25.09.1998

Journal du Jura

Instrument Revisité

Venue d'Orient par l'Espagne, la guitare s'est imposée un peu partout en Europe dès le 16e siécle, grâce à l'engouement de la noblesse, Henri II en particulier à qui l'on doit la première tablature française. Plus tard, Louis XIV accorait sa royale protection à l'instrument, dont il jouait, semble-t-il, avec distinction.
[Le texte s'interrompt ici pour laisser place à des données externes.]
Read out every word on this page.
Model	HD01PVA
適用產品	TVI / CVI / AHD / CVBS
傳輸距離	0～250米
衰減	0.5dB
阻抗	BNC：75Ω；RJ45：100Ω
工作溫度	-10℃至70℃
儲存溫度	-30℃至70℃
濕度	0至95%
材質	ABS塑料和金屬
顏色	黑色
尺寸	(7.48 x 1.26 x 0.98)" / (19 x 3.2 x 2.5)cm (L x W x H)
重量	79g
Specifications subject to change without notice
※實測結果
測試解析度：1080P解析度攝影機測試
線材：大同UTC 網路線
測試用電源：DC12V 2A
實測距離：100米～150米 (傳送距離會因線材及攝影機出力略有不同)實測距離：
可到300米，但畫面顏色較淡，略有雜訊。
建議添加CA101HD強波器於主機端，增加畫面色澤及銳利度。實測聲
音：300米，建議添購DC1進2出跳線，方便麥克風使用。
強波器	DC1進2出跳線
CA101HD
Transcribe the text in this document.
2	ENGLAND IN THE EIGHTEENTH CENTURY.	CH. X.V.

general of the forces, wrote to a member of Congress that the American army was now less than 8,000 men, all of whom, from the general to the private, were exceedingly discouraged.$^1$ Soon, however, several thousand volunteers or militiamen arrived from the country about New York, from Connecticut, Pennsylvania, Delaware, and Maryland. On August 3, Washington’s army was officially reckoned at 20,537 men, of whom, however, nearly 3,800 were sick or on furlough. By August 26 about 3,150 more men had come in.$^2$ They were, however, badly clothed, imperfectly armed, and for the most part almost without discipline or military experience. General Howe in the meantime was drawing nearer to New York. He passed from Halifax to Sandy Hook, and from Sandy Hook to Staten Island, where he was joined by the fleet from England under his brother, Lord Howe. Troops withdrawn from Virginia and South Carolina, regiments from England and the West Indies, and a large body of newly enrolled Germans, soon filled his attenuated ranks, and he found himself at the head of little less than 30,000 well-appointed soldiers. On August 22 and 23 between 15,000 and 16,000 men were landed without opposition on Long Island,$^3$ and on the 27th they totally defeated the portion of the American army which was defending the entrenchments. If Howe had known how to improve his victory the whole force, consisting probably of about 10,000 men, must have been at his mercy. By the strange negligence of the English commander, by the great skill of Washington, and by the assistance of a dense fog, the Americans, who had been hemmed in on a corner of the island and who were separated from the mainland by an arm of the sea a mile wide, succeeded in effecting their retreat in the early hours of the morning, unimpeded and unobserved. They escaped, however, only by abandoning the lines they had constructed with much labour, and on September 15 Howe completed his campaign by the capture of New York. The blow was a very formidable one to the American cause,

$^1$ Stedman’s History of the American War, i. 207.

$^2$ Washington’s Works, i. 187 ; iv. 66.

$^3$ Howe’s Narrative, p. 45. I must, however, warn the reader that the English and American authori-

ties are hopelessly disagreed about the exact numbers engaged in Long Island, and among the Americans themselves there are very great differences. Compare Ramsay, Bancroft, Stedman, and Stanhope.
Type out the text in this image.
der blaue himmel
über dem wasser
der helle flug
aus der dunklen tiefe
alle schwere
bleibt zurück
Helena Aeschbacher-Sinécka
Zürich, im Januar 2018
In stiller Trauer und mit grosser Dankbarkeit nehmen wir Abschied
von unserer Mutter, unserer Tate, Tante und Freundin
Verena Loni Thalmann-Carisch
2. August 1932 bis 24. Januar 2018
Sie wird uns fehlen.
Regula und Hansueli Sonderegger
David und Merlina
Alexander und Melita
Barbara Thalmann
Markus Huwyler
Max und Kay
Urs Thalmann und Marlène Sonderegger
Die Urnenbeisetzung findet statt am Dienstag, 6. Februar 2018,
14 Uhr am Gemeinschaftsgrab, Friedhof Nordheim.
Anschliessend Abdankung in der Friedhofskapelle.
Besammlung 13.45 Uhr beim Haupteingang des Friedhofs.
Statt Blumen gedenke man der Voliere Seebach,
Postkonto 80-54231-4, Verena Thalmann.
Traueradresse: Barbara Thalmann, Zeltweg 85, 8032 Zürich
Telle qu'elle se présente de nos jours, la guitare classique doit son existence au luthier espagnol Antonio de Torres (1819-1892). Cette personalité et son œuvre retiennent depuis quelque temps l'attention des historiens de la lutherie et font l'objet d'études approfondies. Les recherches de Torres, et surtout son travail d'artisan, ont en effet permis d'améliorer sensiblement et de diversifier les sons de la guitare, qui lui doit une véritable renaissance. Plus grande que celle du 19e siècle, la guitare de Torres supporte une plus forte tension des cordes, produit des sons plus riches, plus équilibrés. Mais les compositeurs de son époque n'ont pas saisi toute l'importance de ce travail et ce sont les générations suivantes qui se sont servies de ces nouvelles possibilités. Parmis eux, Francisco Tarrega, concertiste virtuose de la fin du 19e siècle en même temps professeur et expérimentateur. Reçu en triomphe à Paris en 1881, il a offert ses créations et ses interprétations à Isabelle II, à Victor Hugo, à Louis Pasteur. Vingt et un de ses Préludes viennent d'être enregistrés par Divox. Ils offrent à l'oreille attentive les fruits d'une recherche sonore aussi étendue que variée. Autre exemple: Miguel Llobet, élève de Tarrega. Un artiste qui réinvente le romantisme au travers d'anciennes méthodes retravaillées, utilisant des harmonies d'une grande délicatesse. Ces douces sonorités s'inscrivent comme un bienfait à notre époque où l'agressivité des décibels ne connaît plus de limites. Les choix de l'interprète sont particulièrement judicieus. La guitare raconte en alternance de ravissante histoires joviales ou langoureuses, graves ou musardes, toujours très lyriques. L'interprète de Tarrega et de Llobet et un Gênois de 40 ans, Stefano Grondona, élève d'Andres Segovia, révélé aux publiques d'Europe, d'Asie ou d'Amerique après avoir remporté les prestigieux concours d'interprétation de Parme, d'Alexandrie, Leed's Castle etc. Engagé au concert, à la radio ou à la télévision, appelé à participer à de nombreuses commémorations, Stefano Grondona consacre son existence à un instrument qui, grâce à lui, retrouve sa vraie place dans la vie musicale.